Тишка долго потом не мог взять в толк, зачем же после всего случившегося с нею Степанида Луговая не скрылась с людских глаз, не покинула навсегда Завидово, не перебралась куда-нибудь подальше, где никто не знал и не узнал бы ее прошлого, где б она могла работать со всеми вместе и, может, вышла бы замуж (она ведь женщина видная), глядишь, народила бы еще детей, обзавелась семьей и жила бы как все люди на земле. Думая об этом, Тишка вспомнил, что так же, как и на ремонте, Степанида на курсах трактористов была, пожалуй, самая прилежная, а по успеваемости уступала разве лишь Фене Угрюмовой.
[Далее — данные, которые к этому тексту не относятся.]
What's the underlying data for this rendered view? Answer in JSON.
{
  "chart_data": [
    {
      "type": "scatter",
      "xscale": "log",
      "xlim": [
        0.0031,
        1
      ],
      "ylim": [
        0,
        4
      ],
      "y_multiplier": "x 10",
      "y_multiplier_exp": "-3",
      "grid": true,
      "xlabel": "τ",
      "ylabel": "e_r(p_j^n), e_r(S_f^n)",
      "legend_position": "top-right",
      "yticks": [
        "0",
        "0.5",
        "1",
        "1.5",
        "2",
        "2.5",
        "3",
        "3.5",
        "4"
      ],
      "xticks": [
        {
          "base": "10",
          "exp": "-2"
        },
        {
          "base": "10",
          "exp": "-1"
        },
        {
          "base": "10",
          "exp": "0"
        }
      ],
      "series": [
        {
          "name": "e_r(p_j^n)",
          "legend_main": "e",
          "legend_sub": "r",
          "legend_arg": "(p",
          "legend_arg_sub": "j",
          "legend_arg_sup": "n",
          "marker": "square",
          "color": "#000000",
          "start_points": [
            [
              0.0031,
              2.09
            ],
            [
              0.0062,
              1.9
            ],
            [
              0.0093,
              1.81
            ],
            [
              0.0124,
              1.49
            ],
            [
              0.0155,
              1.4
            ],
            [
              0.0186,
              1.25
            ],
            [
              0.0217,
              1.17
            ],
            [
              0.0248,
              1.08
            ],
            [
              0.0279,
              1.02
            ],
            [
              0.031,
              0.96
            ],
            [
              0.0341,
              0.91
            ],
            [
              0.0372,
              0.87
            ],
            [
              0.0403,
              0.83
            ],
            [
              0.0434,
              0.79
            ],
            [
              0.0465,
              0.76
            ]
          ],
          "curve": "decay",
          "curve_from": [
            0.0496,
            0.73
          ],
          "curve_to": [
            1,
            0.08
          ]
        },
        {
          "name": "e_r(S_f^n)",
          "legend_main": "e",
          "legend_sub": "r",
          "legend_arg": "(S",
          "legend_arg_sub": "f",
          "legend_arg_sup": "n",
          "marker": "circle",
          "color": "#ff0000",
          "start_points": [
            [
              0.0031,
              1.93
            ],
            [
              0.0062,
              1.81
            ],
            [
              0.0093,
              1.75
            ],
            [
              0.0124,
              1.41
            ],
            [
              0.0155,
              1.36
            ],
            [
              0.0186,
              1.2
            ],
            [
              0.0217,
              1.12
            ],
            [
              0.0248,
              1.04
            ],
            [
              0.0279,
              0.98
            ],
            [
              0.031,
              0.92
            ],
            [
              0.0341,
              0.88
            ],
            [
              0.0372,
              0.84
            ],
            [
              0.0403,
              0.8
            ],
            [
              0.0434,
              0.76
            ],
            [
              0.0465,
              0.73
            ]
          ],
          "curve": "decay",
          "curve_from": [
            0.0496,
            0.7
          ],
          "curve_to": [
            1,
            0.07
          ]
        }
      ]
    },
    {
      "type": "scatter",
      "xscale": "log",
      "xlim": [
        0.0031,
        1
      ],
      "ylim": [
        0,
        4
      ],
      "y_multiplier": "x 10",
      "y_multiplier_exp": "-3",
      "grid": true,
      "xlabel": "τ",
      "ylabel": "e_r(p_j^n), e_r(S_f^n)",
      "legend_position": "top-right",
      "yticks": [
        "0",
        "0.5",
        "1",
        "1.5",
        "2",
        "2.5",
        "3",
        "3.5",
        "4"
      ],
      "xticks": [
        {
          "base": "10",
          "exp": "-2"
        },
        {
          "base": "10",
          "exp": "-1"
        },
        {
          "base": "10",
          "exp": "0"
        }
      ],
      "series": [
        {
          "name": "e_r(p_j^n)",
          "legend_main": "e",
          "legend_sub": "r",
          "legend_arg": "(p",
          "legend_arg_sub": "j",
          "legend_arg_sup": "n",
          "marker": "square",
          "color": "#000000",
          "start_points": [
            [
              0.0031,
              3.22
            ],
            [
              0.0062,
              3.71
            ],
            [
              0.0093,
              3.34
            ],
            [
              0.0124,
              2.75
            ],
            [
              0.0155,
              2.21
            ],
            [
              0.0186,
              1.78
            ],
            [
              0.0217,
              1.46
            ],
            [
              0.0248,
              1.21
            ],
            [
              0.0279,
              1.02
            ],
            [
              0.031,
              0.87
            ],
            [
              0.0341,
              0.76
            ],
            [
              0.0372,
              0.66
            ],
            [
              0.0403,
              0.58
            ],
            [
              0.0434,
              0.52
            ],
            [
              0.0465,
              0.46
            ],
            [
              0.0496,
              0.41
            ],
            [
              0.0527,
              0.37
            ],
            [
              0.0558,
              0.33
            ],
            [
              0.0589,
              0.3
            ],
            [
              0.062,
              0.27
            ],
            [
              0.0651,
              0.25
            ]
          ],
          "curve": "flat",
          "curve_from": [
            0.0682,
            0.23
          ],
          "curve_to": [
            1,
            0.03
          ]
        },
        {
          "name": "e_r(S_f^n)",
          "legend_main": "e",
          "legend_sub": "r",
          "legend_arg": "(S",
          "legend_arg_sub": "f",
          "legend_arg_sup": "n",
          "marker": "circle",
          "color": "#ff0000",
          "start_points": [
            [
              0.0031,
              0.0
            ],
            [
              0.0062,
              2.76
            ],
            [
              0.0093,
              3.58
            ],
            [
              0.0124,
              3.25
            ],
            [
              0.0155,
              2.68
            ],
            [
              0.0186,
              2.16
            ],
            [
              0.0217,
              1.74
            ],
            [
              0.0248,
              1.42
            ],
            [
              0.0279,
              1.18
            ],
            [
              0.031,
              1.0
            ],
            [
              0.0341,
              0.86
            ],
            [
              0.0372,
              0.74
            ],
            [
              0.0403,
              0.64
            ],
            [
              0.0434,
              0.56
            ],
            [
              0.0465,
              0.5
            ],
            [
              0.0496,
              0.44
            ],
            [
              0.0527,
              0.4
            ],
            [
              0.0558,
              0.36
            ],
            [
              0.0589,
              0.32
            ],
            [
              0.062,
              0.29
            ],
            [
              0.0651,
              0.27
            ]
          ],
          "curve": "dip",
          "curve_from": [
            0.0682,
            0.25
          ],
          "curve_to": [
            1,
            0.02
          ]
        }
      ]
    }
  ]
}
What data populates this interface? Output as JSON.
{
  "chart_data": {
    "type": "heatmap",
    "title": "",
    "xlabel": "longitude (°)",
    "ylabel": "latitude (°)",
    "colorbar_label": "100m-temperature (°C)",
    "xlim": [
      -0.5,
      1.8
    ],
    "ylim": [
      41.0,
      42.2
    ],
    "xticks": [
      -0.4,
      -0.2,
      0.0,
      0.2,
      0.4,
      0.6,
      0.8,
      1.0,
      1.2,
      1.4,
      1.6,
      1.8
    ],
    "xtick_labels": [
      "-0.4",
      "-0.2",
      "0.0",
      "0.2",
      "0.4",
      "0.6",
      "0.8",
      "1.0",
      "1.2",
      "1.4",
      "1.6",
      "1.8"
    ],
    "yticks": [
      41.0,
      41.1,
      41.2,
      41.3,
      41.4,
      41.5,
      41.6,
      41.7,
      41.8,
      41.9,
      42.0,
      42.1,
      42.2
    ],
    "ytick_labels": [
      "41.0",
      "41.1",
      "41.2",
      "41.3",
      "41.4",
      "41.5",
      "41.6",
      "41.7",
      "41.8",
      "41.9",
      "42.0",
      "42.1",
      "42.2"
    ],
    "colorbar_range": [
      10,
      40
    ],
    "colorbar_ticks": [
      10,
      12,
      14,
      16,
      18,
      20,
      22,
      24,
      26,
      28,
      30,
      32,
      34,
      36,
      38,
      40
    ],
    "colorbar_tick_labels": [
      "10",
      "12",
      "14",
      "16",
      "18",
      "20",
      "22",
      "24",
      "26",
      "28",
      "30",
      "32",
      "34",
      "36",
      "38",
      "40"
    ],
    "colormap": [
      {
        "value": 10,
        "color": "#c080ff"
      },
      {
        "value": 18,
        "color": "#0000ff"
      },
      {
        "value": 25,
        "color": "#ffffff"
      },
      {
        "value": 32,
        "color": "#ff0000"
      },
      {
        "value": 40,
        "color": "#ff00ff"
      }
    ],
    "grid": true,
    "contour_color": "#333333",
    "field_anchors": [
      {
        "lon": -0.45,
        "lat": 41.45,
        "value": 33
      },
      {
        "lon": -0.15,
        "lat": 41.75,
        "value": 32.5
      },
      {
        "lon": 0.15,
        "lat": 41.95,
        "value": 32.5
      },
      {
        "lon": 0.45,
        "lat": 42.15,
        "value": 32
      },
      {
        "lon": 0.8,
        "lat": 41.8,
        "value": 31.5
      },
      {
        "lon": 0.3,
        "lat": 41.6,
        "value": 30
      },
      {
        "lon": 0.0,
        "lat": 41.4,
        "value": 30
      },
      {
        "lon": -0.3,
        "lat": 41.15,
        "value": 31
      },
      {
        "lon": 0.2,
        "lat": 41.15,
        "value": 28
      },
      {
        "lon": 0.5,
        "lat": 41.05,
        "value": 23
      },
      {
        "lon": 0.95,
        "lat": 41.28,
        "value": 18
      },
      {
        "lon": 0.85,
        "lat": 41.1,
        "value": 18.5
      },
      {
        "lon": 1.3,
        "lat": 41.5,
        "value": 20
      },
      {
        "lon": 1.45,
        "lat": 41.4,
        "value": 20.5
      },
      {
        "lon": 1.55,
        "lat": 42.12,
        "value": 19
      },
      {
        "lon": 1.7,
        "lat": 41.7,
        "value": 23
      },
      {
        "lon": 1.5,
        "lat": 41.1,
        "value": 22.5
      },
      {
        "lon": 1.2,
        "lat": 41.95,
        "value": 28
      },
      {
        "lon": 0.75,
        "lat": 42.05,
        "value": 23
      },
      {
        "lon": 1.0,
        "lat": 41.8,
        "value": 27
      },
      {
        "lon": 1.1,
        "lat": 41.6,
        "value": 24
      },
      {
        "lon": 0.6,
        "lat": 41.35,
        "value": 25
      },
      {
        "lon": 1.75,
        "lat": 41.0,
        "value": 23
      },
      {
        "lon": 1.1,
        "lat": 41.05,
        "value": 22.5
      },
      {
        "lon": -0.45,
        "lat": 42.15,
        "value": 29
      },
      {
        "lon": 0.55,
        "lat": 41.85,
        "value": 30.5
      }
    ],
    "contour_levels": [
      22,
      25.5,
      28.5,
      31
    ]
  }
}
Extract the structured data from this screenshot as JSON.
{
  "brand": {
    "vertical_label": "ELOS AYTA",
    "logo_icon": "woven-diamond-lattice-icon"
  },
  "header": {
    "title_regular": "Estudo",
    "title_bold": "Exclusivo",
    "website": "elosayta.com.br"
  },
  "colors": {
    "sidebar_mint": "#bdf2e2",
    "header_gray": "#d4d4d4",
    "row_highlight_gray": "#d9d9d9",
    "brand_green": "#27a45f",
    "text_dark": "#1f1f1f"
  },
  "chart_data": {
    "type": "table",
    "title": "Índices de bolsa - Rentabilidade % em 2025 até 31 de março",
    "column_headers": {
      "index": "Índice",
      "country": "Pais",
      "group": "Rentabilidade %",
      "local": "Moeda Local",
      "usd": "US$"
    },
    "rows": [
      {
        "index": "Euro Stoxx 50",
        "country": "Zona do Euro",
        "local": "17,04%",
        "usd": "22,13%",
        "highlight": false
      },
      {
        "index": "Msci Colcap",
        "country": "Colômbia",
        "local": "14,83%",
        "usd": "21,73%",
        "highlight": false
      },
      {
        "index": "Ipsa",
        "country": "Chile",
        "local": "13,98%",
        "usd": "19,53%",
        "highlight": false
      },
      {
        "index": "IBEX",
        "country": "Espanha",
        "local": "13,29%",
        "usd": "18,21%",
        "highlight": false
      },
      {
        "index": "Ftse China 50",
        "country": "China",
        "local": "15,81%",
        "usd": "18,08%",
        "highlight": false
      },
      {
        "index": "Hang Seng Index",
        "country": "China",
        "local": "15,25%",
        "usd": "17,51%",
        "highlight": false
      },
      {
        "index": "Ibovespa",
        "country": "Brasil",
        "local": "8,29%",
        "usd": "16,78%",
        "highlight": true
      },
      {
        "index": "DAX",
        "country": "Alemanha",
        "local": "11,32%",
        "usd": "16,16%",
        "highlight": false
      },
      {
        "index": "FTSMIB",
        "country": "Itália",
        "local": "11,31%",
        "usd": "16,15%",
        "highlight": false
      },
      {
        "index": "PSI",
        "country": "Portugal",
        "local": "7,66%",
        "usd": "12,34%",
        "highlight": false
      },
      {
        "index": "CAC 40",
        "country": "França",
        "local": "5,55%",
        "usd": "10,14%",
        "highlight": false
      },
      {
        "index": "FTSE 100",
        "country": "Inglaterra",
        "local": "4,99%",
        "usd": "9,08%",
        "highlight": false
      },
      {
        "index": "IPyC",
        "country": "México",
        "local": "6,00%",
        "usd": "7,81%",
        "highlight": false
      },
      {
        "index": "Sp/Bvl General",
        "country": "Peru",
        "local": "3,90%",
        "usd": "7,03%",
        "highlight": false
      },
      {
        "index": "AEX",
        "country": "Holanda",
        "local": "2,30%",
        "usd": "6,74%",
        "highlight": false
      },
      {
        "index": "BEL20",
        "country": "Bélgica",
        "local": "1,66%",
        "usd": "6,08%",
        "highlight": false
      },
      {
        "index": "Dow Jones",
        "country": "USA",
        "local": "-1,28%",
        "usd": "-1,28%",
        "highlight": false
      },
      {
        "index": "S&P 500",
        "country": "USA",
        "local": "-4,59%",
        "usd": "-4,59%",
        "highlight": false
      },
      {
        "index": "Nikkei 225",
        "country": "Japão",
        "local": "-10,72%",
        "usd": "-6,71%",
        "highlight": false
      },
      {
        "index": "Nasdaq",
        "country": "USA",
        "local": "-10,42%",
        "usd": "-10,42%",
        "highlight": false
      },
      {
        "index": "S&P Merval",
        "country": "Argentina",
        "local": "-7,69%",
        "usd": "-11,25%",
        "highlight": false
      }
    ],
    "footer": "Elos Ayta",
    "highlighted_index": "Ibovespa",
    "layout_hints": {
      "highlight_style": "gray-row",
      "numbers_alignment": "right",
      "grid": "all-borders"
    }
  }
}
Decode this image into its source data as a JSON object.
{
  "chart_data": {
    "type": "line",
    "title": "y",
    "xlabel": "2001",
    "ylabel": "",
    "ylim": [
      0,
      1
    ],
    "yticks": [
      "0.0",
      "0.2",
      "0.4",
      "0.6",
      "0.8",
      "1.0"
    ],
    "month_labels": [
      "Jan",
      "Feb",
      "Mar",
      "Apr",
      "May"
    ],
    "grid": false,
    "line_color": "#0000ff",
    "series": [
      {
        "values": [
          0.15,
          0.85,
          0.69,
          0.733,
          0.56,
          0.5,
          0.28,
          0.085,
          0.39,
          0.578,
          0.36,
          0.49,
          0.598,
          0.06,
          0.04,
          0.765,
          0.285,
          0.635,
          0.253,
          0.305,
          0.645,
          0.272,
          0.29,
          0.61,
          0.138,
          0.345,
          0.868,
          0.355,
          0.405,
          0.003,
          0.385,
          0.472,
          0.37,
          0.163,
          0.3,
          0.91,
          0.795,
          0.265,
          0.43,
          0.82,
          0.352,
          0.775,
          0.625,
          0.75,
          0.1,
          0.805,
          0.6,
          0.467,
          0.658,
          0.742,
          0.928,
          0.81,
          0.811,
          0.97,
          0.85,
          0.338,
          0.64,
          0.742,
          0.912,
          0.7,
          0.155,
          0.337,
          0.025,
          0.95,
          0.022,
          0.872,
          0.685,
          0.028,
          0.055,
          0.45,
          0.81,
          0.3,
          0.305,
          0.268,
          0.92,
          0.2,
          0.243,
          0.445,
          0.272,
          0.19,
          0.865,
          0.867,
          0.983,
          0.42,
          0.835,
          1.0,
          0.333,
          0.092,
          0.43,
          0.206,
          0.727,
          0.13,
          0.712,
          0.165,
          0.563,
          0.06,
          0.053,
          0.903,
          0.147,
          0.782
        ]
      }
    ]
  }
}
Как ни торопились с "ремонтом тракторов женщины, до весеннего разлива все-таки не успели. Весна в том году на Саратовщине тоже, видать, торопилась и упредила эмтээсовцев. К концу февраля уже явственно чуялось первое ее дыхание. К полудню с соломенных крыш начинала падать капель, образовывая на потемневшей наледи крохотные лужицы, в которых, сперва напившись, уже пробовали купаться воробьи. Встопорщив перышки, они по-мальчишечьи барахтались в прозрачной водичке, чулюкали, оживленно говорили о чем-то на своем птичьем языке; накупавшись и наговорившись, улетали к конюшням, бойко копошились в теплом, долго не замерзающем навозе. По всем подворьям забеспокоились куры; громко квохча и кудахтая, они приглядывались к хлевам, к сараям, к чердакам, примечая впрок, где бы вскорости положить яйцо; в предчувствии весенней поры пребывали и кочета: пламенно-оранжевые, серебристые, жгуче-черные, с еще не совсем зажившими, прихваченными морозцем гребешками, бойцовски оттопыренными шпорами на длинных чешуйчатых ногах, они величественно, с сознанием безграничной своей власти, расхаживали среди собственных гаремов, ревностно оберегая их от внезапного вторжения нахальных соседей. Время от времени — чтоб покрасоваться, что ли, — петухи взлетали либо на плетень, либо на крышу хлева и, встряхнувшись, громогласно возвещали миру о своем земном существовании и для того еще, чтобы соседские кочета не заблуждались относительно того, что их может ожидать в случае, ежели б им вздумалось наведаться на чужой двор. Скотине же сделалось и вовсе невтерпеж стоять по хлевам и закуткам — коровы и овцы норовили убежать либо на колхозный двор, либо к соседскому стожку сена, более чем наполовину скормленного; ну, а коз тех и вовсе никакие плетни, никакие ворота удержать не могли, можно было видеть, как то на одной, то на другой крыше, на самом ее коньке, неподвижно стояло это бородатое, куцехвостое существо, четко прорисовываясь на как бы заново подсиненном полотне небес; человек мог приблизиться к избе, несколько раз обойти вокруг нее, измерить глазами высоту от земли до крыши, но так и не найти ответа на вечный, всякий раз встающий перед сельскими людьми проклятый вопрос: «Как ее угораздило взобраться на такую вышину?» В задумчивости человек еще раз запрокинет голову, встретится с устремленным на него с крыши чуть прижмуренным глазом, непременно матюкнется и уйдет восвояси.